Type 1 diabetes is characterized by the presence of autoantibodies.

What you stated is false

1 Like

I don’t care what it seems like to you. I statesld Facts.
In the U.S. many people are misdiagnised with type 2 diabetes when in fact they have LADA.doctors don’t even test older adults past having an A1C done.
Doctors auto assume type 2.I know of many doctors that refuse to do C peptide tests.
Now, the OP didn’t state his weight at diagnosis.
At 45, if he is overweight then it is safe to assume type 2.
If he is 45 and lean and active then my money is on LADA.

From my experience, if I listened to people like you and doctors I would have died a long time ago.
I have taken endocrinology courses at UCLA and have extensively read the studies and literature on diabetes that goes back 20+ years.
I will take the pepsi challenge against you or any doctor.

The OP needs to test.
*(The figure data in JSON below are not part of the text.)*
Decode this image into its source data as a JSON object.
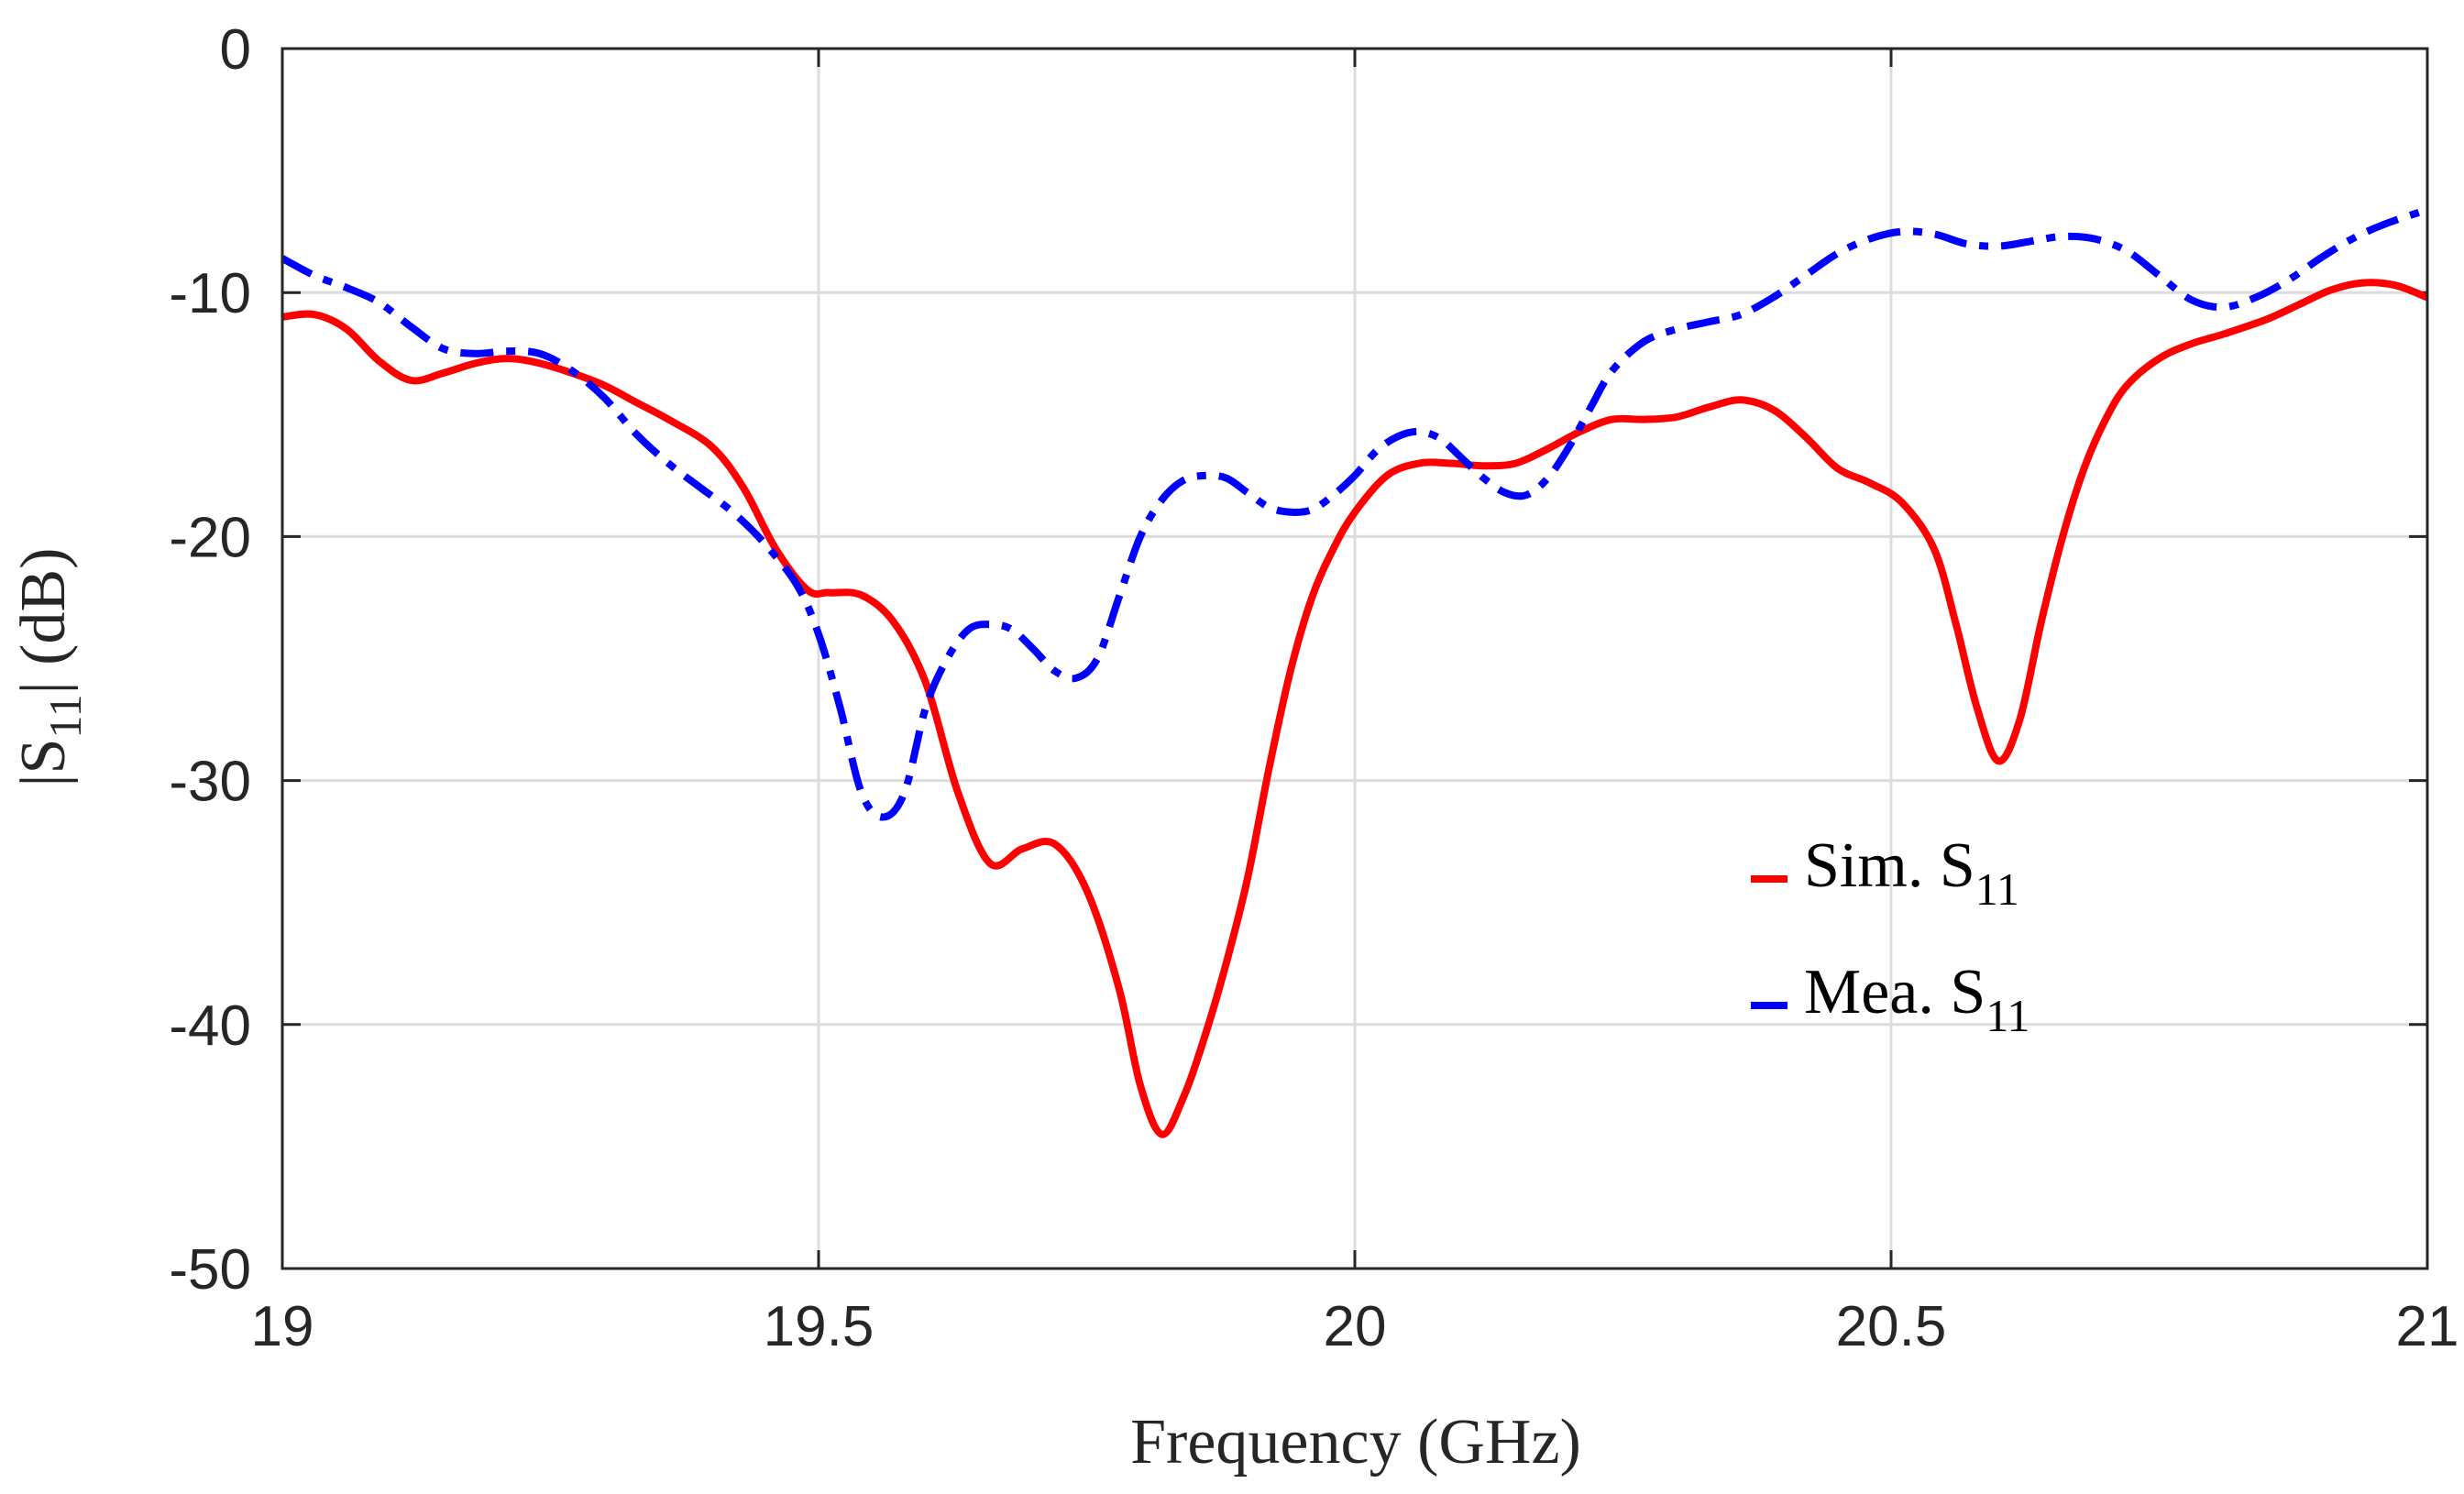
{
  "chart_data": {
    "type": "line",
    "xlabel": "Frequency (GHz)",
    "ylabel": {
      "main": "|S",
      "sub": "11",
      "end": "| (dB)"
    },
    "xlim": [
      19,
      21
    ],
    "ylim": [
      -50,
      0
    ],
    "xticks": [
      19,
      19.5,
      20,
      20.5,
      21
    ],
    "xtick_labels": [
      "19",
      "19.5",
      "20",
      "20.5",
      "21"
    ],
    "yticks": [
      0,
      -10,
      -20,
      -30,
      -40,
      -50
    ],
    "ytick_labels": [
      "0",
      "-10",
      "-20",
      "-30",
      "-40",
      "-50"
    ],
    "grid": true,
    "legend_position": "right",
    "series": [
      {
        "name": "Sim. S11",
        "legend": {
          "main": "Sim. S",
          "sub": "11"
        },
        "color": "#ff0000",
        "style": "solid",
        "x": [
          19.0,
          19.03,
          19.06,
          19.09,
          19.12,
          19.15,
          19.18,
          19.21,
          19.24,
          19.27,
          19.3,
          19.33,
          19.36,
          19.4,
          19.43,
          19.46,
          19.49,
          19.51,
          19.54,
          19.57,
          19.6,
          19.63,
          19.66,
          19.69,
          19.72,
          19.75,
          19.78,
          19.8,
          19.82,
          19.84,
          19.86,
          19.88,
          19.9,
          19.92,
          19.94,
          19.96,
          19.98,
          20.0,
          20.03,
          20.06,
          20.09,
          20.12,
          20.15,
          20.18,
          20.21,
          20.24,
          20.27,
          20.3,
          20.33,
          20.36,
          20.39,
          20.42,
          20.45,
          20.48,
          20.51,
          20.54,
          20.56,
          20.58,
          20.6,
          20.62,
          20.64,
          20.66,
          20.68,
          20.7,
          20.72,
          20.75,
          20.78,
          20.81,
          20.85,
          20.88,
          20.91,
          20.94,
          20.97,
          21.0
        ],
        "y": [
          -11.0,
          -10.9,
          -11.5,
          -12.8,
          -13.6,
          -13.3,
          -12.9,
          -12.7,
          -12.9,
          -13.3,
          -13.8,
          -14.5,
          -15.2,
          -16.3,
          -18.0,
          -20.5,
          -22.2,
          -22.3,
          -22.4,
          -23.5,
          -26.0,
          -30.5,
          -33.4,
          -32.8,
          -32.6,
          -34.5,
          -38.5,
          -42.5,
          -44.5,
          -43.0,
          -40.5,
          -37.5,
          -34.0,
          -29.5,
          -25.5,
          -22.5,
          -20.5,
          -19.0,
          -17.5,
          -17.0,
          -17.0,
          -17.1,
          -17.0,
          -16.4,
          -15.7,
          -15.2,
          -15.2,
          -15.1,
          -14.7,
          -14.4,
          -14.8,
          -15.9,
          -17.2,
          -17.8,
          -18.6,
          -20.5,
          -23.5,
          -27.0,
          -29.2,
          -27.5,
          -23.5,
          -20.0,
          -17.2,
          -15.2,
          -13.8,
          -12.7,
          -12.1,
          -11.7,
          -11.1,
          -10.5,
          -9.9,
          -9.6,
          -9.7,
          -10.2
        ]
      },
      {
        "name": "Mea. S11",
        "legend": {
          "main": "Mea. S",
          "sub": "11"
        },
        "color": "#0000ff",
        "style": "dashdot",
        "x": [
          19.0,
          19.03,
          19.06,
          19.09,
          19.12,
          19.15,
          19.18,
          19.21,
          19.24,
          19.27,
          19.3,
          19.33,
          19.36,
          19.39,
          19.42,
          19.45,
          19.48,
          19.5,
          19.52,
          19.54,
          19.56,
          19.58,
          19.6,
          19.62,
          19.64,
          19.66,
          19.68,
          19.7,
          19.72,
          19.74,
          19.76,
          19.78,
          19.8,
          19.82,
          19.84,
          19.86,
          19.88,
          19.9,
          19.92,
          19.94,
          19.96,
          19.98,
          20.0,
          20.02,
          20.04,
          20.06,
          20.08,
          20.1,
          20.12,
          20.14,
          20.16,
          20.18,
          20.2,
          20.22,
          20.24,
          20.27,
          20.3,
          20.33,
          20.36,
          20.39,
          20.42,
          20.45,
          20.48,
          20.51,
          20.54,
          20.57,
          20.6,
          20.63,
          20.66,
          20.69,
          20.72,
          20.75,
          20.78,
          20.81,
          20.84,
          20.87,
          20.9,
          20.93,
          20.96,
          21.0
        ],
        "y": [
          -8.6,
          -9.3,
          -9.8,
          -10.4,
          -11.4,
          -12.3,
          -12.5,
          -12.4,
          -12.5,
          -13.2,
          -14.3,
          -15.8,
          -17.0,
          -18.0,
          -19.0,
          -20.3,
          -22.0,
          -24.0,
          -27.0,
          -30.5,
          -31.5,
          -30.5,
          -27.0,
          -25.0,
          -23.8,
          -23.6,
          -23.8,
          -24.6,
          -25.5,
          -25.8,
          -25.0,
          -22.5,
          -20.0,
          -18.5,
          -17.7,
          -17.5,
          -17.6,
          -18.2,
          -18.8,
          -19.0,
          -18.9,
          -18.3,
          -17.5,
          -16.5,
          -15.9,
          -15.7,
          -16.0,
          -16.8,
          -17.6,
          -18.2,
          -18.3,
          -17.6,
          -16.3,
          -14.7,
          -13.2,
          -12.0,
          -11.5,
          -11.2,
          -10.9,
          -10.2,
          -9.3,
          -8.4,
          -7.8,
          -7.5,
          -7.6,
          -8.0,
          -8.1,
          -7.9,
          -7.7,
          -7.8,
          -8.3,
          -9.3,
          -10.3,
          -10.6,
          -10.2,
          -9.5,
          -8.6,
          -7.8,
          -7.2,
          -6.6
        ]
      }
    ]
  }
}
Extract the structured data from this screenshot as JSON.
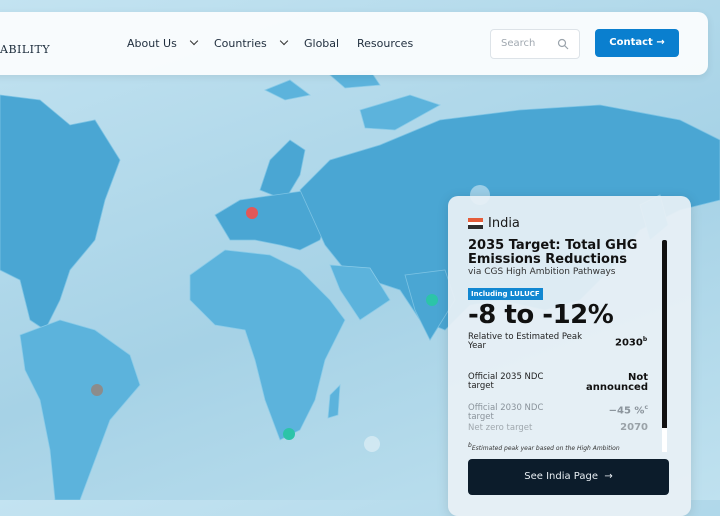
{
  "nav": {
    "logo": "ABILITY",
    "links": [
      "About Us",
      "Countries",
      "Global",
      "Resources"
    ],
    "search_placeholder": "Search",
    "contact": "Contact"
  },
  "card": {
    "country": "India",
    "title": "2035 Target: Total GHG Emissions Reductions",
    "subtitle": "via CGS High Ambition Pathways",
    "badge": "Including LULUCF",
    "value": "-8 to -12%",
    "value_note": "Relative to Estimated Peak Year",
    "peak_year": "2030",
    "peak_year_note": "b",
    "rows": [
      {
        "label": "Official 2035 NDC target",
        "value": "Not announced"
      },
      {
        "label": "Official 2030 NDC target",
        "value": "−45 %",
        "note": "c"
      },
      {
        "label": "Net zero target",
        "value": "2070"
      }
    ],
    "footnote_marker": "b",
    "footnote": "Estimated peak year based on the High Ambition",
    "button": "See India Page"
  }
}
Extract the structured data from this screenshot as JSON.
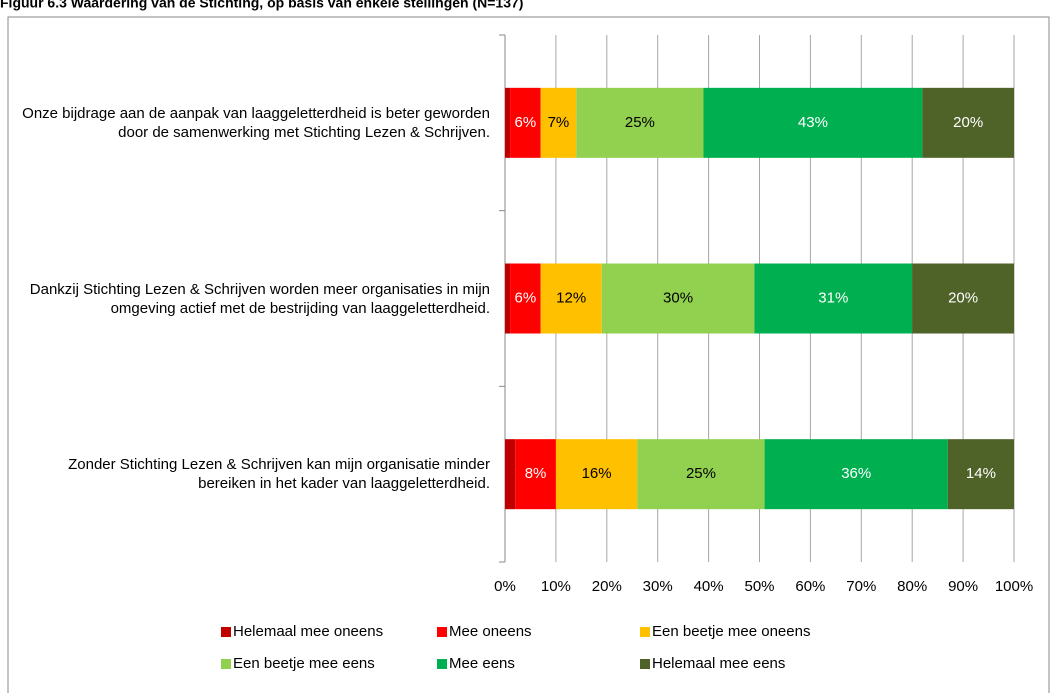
{
  "chart_data": {
    "type": "stacked_barh",
    "title": "Figuur 6.3 Waardering van de Stichting, op basis van enkele stellingen (N=137)",
    "categories": [
      "Onze bijdrage aan de aanpak van laaggeletterdheid is beter geworden door de samenwerking met Stichting Lezen & Schrijven.",
      "Dankzij Stichting Lezen & Schrijven worden meer organisaties in mijn omgeving actief met de bestrijding van laaggeletterdheid.",
      "Zonder Stichting Lezen & Schrijven kan mijn organisatie minder bereiken in het kader van laaggeletterdheid."
    ],
    "series": [
      {
        "name": "Helemaal mee oneens",
        "color": "#c00000",
        "values": [
          1,
          1,
          2
        ]
      },
      {
        "name": "Mee oneens",
        "color": "#ff0000",
        "values": [
          6,
          6,
          8
        ],
        "value_labels": [
          "6%",
          "6%",
          "8%"
        ]
      },
      {
        "name": "Een beetje mee oneens",
        "color": "#ffc000",
        "values": [
          7,
          12,
          16
        ],
        "value_labels": [
          "7%",
          "12%",
          "16%"
        ]
      },
      {
        "name": "Een beetje mee eens",
        "color": "#92d050",
        "values": [
          25,
          30,
          25
        ],
        "value_labels": [
          "25%",
          "30%",
          "25%"
        ]
      },
      {
        "name": "Mee eens",
        "color": "#00b050",
        "values": [
          43,
          31,
          36
        ],
        "value_labels": [
          "43%",
          "31%",
          "36%"
        ]
      },
      {
        "name": "Helemaal mee eens",
        "color": "#4f6228",
        "values": [
          20,
          20,
          14
        ],
        "value_labels": [
          "20%",
          "20%",
          "14%"
        ]
      }
    ],
    "xlim": [
      0,
      100
    ],
    "xticks": [
      {
        "value": 0,
        "label": "0%"
      },
      {
        "value": 10,
        "label": "10%"
      },
      {
        "value": 20,
        "label": "20%"
      },
      {
        "value": 30,
        "label": "30%"
      },
      {
        "value": 40,
        "label": "40%"
      },
      {
        "value": 50,
        "label": "50%"
      },
      {
        "value": 60,
        "label": "60%"
      },
      {
        "value": 70,
        "label": "70%"
      },
      {
        "value": 80,
        "label": "80%"
      },
      {
        "value": 90,
        "label": "90%"
      },
      {
        "value": 100,
        "label": "100%"
      }
    ],
    "grid": true,
    "legend": "bottom"
  }
}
Type 2 diabetes does not have autoantibody markers.

You’re as bad as the people that are now claiming a person can get both type 1 and type 2 diabetes.

The only type of diabetes that has no autoantibody markers or is weight based is MODY diabetes. That requires a gene test. MODY is caused by a mutation (or change) in a single gene.. If a parent has this gene mutation, any child they have, has a 50% chance of inheriting it from them.

If he has LADA it cannot be reversed. He needs insulin. Without insulin he will die.

Even with LADA there is a honeymoom period. His body may be still be making some insulin, but not enough hence the reason for meds.

And early insulin protocol could take pressure of his pancreas and extend his honeymoon phase.

If he is a true type 2 then he needs to lose weight and get active to try to reverse the condition.